Back to FX, the US dollar is the weakest currency in the G10 this morning and fellow safe-havens JPY and CHF are also laggards. USDJPY remains subdued just under 110.00, but USDCHF has managed to push to fresh more than six-week lows under 0.9100, though downside has subsided since the pair ran into support in the form of its 200DMA at 0.9076. Conversely, risk-sensitive NZD, CAD and NOK are the best performers, with the former unfazed by the release of underwhelming New Zealand NBNZ survey data overnight. Fellow risk-sensitive AUD has been less able to make the most of the improvement in risk appetite or indeed the gains in metal prices (like copper and gold) that it is also sensitive too, perhaps given growing calls over night from a number of local banks for the RBA to adopt a dovish turn at its next policy meeting.
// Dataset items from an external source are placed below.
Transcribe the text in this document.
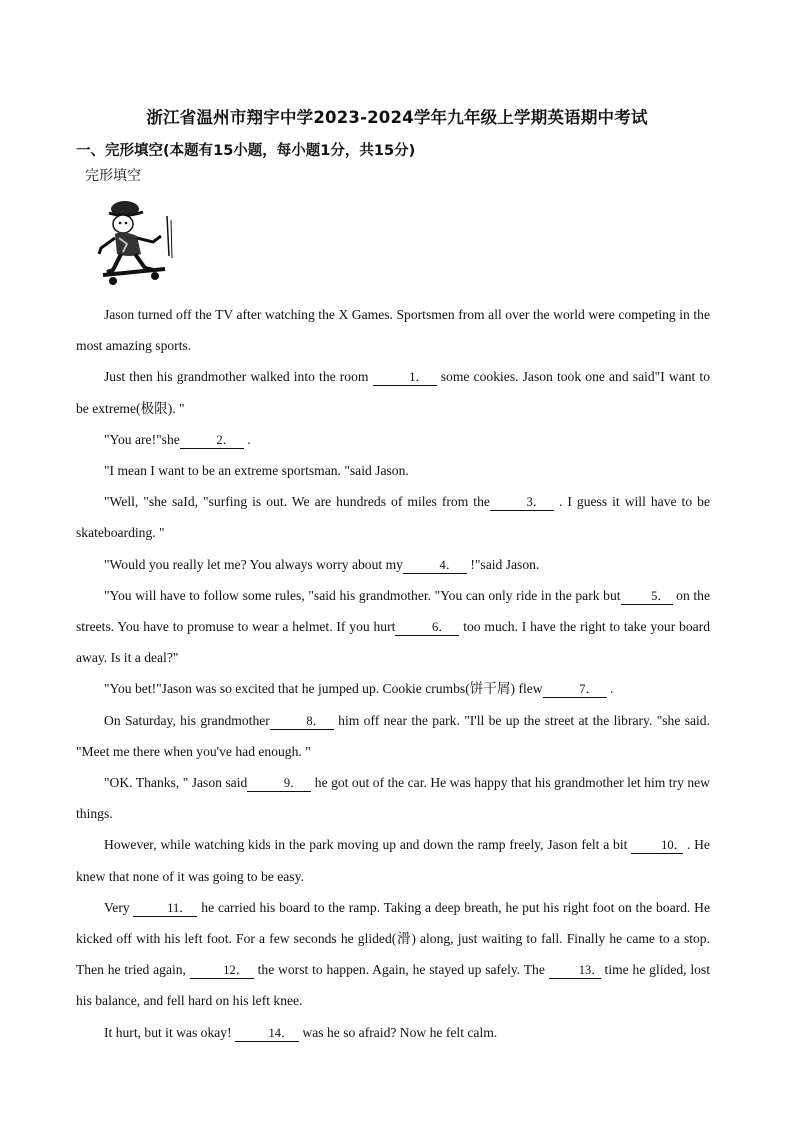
浙江省温州市翔宇中学2023-2024学年九年级上学期英语期中考试
一、完形填空(本题有15小题，每小题1分，共15分)
完形填空

Jason turned off the TV after watching the X Games. Sportsmen from all over the world were competing in the most amazing sports.

Just then his grandmother walked into the room	1． some cookies. Jason took one and said"I want to be extreme(极限). "

"You are!"she	2． .

"I mean I want to be an extreme sportsman. "said Jason.

"Well, "she saId, "surfing is out. We are hundreds of miles from the	3． . I guess it will have to be skateboarding. "

"Would you really let me? You always worry about my	4． !"said Jason.

"You will have to follow some rules, "said his grandmother. "You can only ride in the park but 5． on the streets. You have to promuse to wear a helmet. If you hurt	6． too much. I have the right to take your board away. Is it a deal?"

"You bet!"Jason was so excited that he jumped up. Cookie crumbs(饼干屑) flew	7． .

On Saturday, his grandmother	8． him off near the park. "I'll be up the street at the library. "she said. "Meet me there when you've had enough. "

"OK. Thanks, " Jason said	9． he got out of the car. He was happy that his grandmother let him try new things.

However, while watching kids in the park moving up and down the ramp freely, Jason felt a bit	10． . He knew that none of it was going to be easy.

Very	11． he carried his board to the ramp. Taking a deep breath, he put his right foot on the board. He kicked off with his left foot. For a few seconds he glided(滑) along, just waiting to fall. Finally he came to a stop. Then he tried again,	12． the worst to happen. Again, he stayed up safely. The	13． time he glided, lost his balance, and fell hard on his left knee.

It hurt, but it was okay!	14． was he so afraid? Now he felt calm.
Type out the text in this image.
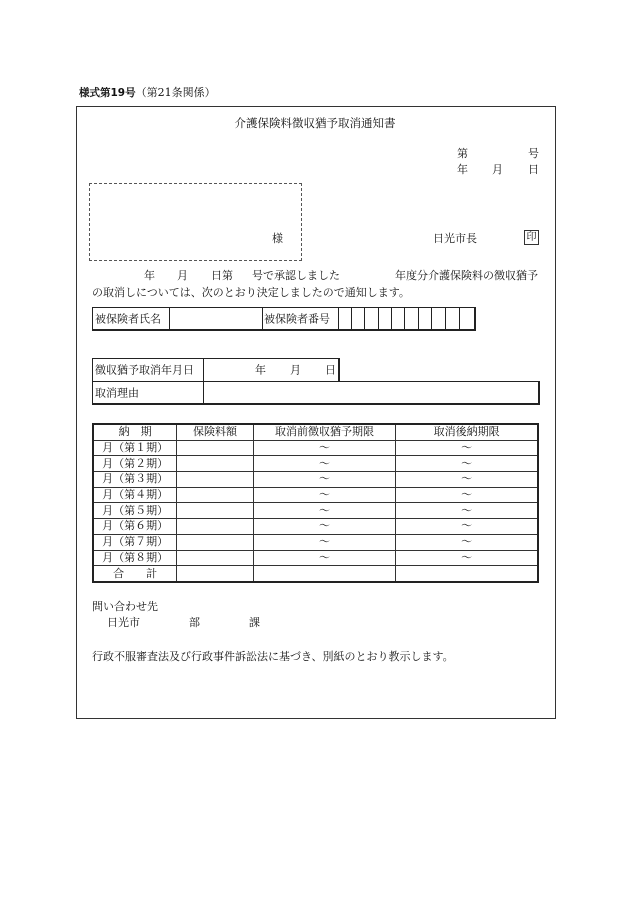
様式第19号（第21条関係）
介護保険料徴収猶予取消通知書
第	号
年 月 日
様	日光市長	印
年 月 日第 号で承認しました	年度分介護保険料の徴収猶予
の取消しについては、次のとおり決定しましたので通知します。
被保険者氏名	被保険者番号
徴収猶予取消年月日	年 月 日
取消理由
納　期	保険料額	取消前徴収猶予期限	取消後納期限
月（第１期）		〜	〜
月（第２期）		〜	〜
月（第３期）		〜	〜
月（第４期）		〜	〜
月（第５期）		〜	〜
月（第６期）		〜	〜
月（第７期）		〜	〜
月（第８期）		〜	〜
合　　計			
問い合わせ先
日光市	部	課
行政不服審査法及び行政事件訴訟法に基づき、別紙のとおり教示します。
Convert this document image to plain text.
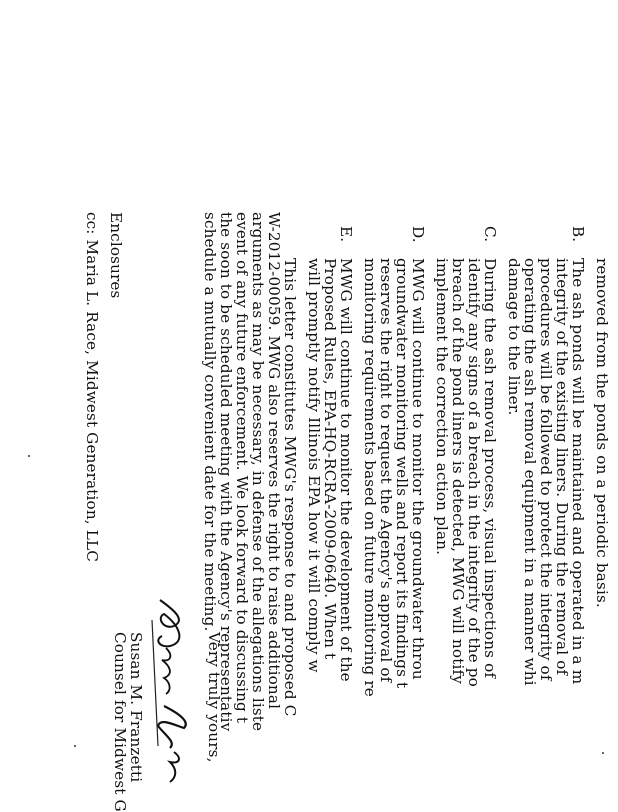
removed from the ponds on a periodic basis.
B.
The ash ponds will be maintained and operated in a m
integrity of the existing liners. During the removal of
procedures will be followed to protect the integrity of
operating the ash removal equipment in a manner whi
damage to the liner.
C.
During the ash removal process, visual inspections of
identify any signs of a breach in the integrity of the po
breach of the pond liners is detected, MWG will notify
implement the correction action plan.
D.
MWG will continue to monitor the groundwater throu
groundwater monitoring wells and report its findings t
reserves the right to request the Agency's approval of
monitoring requirements based on future monitoring re
E.
MWG will continue to monitor the development of the
Proposed Rules, EPA-HQ-RCRA-2009-0640. When t
will promptly notify Illinois EPA how it will comply w
This letter constitutes MWG's response to and proposed C
W-2012-00059. MWG also reserves the right to raise additional
arguments as may be necessary, in defense of the allegations liste
event of any future enforcement. We look forward to discussing t
the soon to be scheduled meeting with the Agency's representativ
schedule a mutually convenient date for the meeting.
Very truly yours,
Susan M. Franzetti
Counsel for Midwest G
Enclosures
cc: Maria L. Race, Midwest Generation, LLC
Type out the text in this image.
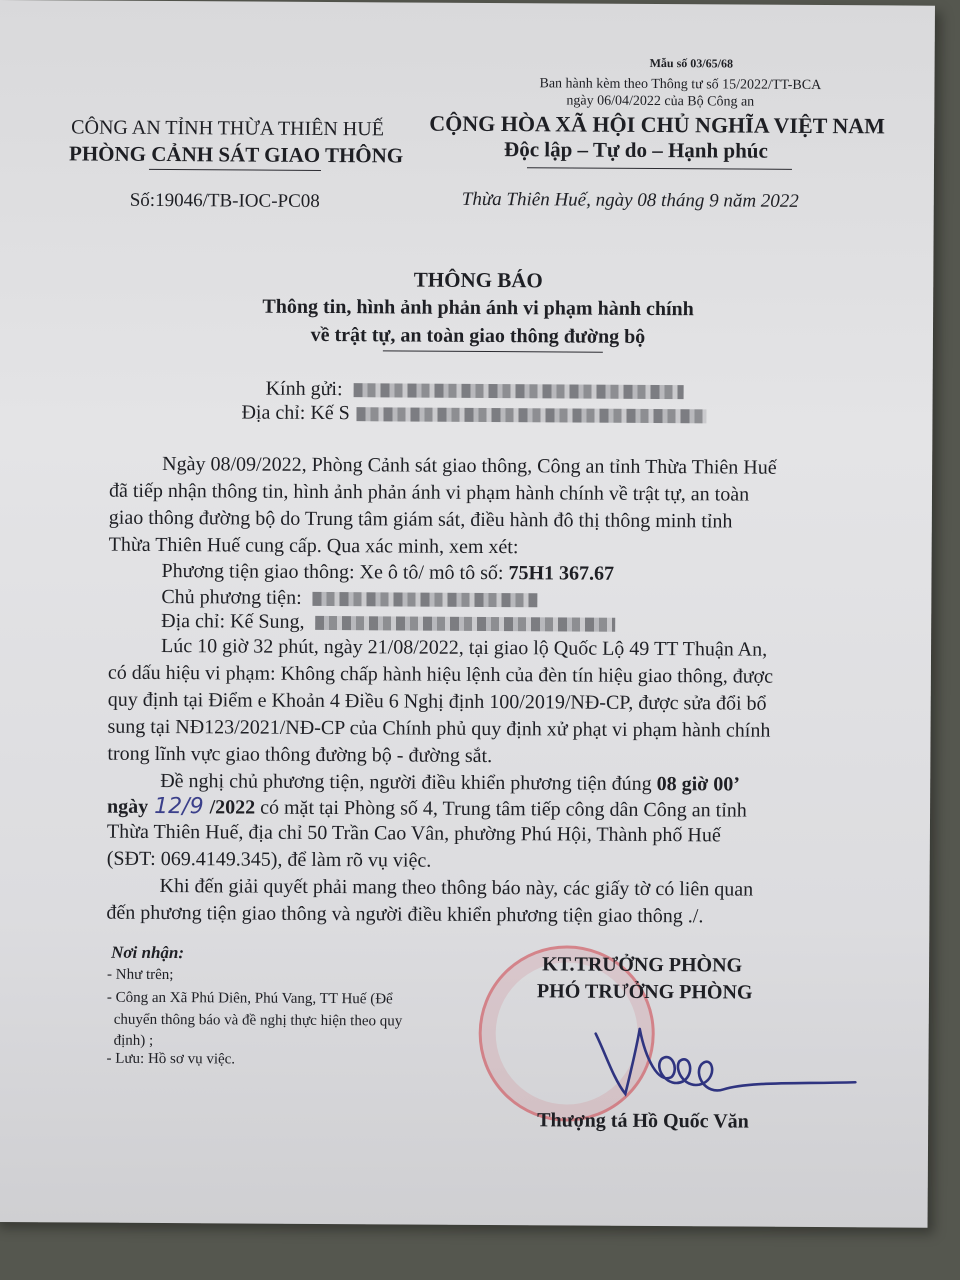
Mẫu số 03/65/68
Ban hành kèm theo Thông tư số 15/2022/TT-BCA
ngày 06/04/2022 của Bộ Công an
CÔNG AN TỈNH THỪA THIÊN HUẾ
PHÒNG CẢNH SÁT GIAO THÔNG
CỘNG HÒA XÃ HỘI CHỦ NGHĨA VIỆT NAM
Độc lập – Tự do – Hạnh phúc
Số:19046/TB-IOC-PC08	Thừa Thiên Huế, ngày 08 tháng 9 năm 2022
THÔNG BÁO
Thông tin, hình ảnh phản ánh vi phạm hành chính
về trật tự, an toàn giao thông đường bộ
Kính gửi:
Địa chỉ: Kế S
Ngày 08/09/2022, Phòng Cảnh sát giao thông, Công an tỉnh Thừa Thiên Huế
đã tiếp nhận thông tin, hình ảnh phản ánh vi phạm hành chính về trật tự, an toàn
giao thông đường bộ do Trung tâm giám sát, điều hành đô thị thông minh tỉnh
Thừa Thiên Huế cung cấp. Qua xác minh, xem xét:
Phương tiện giao thông: Xe ô tô/ mô tô số: 75H1 367.67
Chủ phương tiện:
Địa chỉ: Kế Sung,
Lúc 10 giờ 32 phút, ngày 21/08/2022, tại giao lộ Quốc Lộ 49 TT Thuận An,
có dấu hiệu vi phạm: Không chấp hành hiệu lệnh của đèn tín hiệu giao thông, được
quy định tại Điểm e Khoản 4 Điều 6 Nghị định 100/2019/NĐ-CP, được sửa đổi bổ
sung tại NĐ123/2021/NĐ-CP của Chính phủ quy định xử phạt vi phạm hành chính
trong lĩnh vực giao thông đường bộ - đường sắt.
Đề nghị chủ phương tiện, người điều khiển phương tiện đúng 08 giờ 00’
ngày 12/9 /2022 có mặt tại Phòng số 4, Trung tâm tiếp công dân Công an tỉnh
Thừa Thiên Huế, địa chỉ 50 Trần Cao Vân, phường Phú Hội, Thành phố Huế
(SĐT: 069.4149.345), để làm rõ vụ việc.
Khi đến giải quyết phải mang theo thông báo này, các giấy tờ có liên quan
đến phương tiện giao thông và người điều khiển phương tiện giao thông ./.
Nơi nhận:
- Như trên;
- Công an Xã Phú Diên, Phú Vang, TT Huế (Để
chuyển thông báo và đề nghị thực hiện theo quy
định) ;
- Lưu: Hồ sơ vụ việc.
KT.TRƯỞNG PHÒNG
PHÓ TRƯỞNG PHÒNG
Thượng tá Hồ Quốc Văn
Most analysts now expect the bank to increase the pace of its monthly asset purchase programme to provide additional stimulus to the economy that is currently suffering from lockdown and is now very likely to post a Q/Q contraction in Q3 of this year. Thus, while the RBNZ, BoC and Norges Bank all look to be on course to be amongst the earliest monetary policy tighteners in the G10, its appears that the RBA is set to fall further and further behind, which could well weigh further on AUD relative to NZD, CAD and NOK. Elsewhere, EUR and GBP are both stronger as a function of the weaker US dollar, with the former not paying too much attention to Eurozone data out today which for the most part has been decent; the latest German jobs report for the month of July was a little better than expected, the Eurozone Business and Consumer survey saw sentiment hit record highs and the preliminary estimate of headline inflation rates in both Spain and Germany came in above expected in July (this shouldn’t worry the ECB much, given they, like the Fed, see the spike as transitory).
The Day Ahead
The first estimate of US Q2 GDP growth numbers out at 1330BST are the key event today and are expected to show the US economy expanding at an annualised pace of 8.5% in the second quarter. Weekly initial jobless claims numbers will also be released, and the hope will be that claims resume their recent downwards trajectory back towards pre-pandemic levels. US Pending Home Sales for the month of June will then be out at 1500BST but won’t move markets.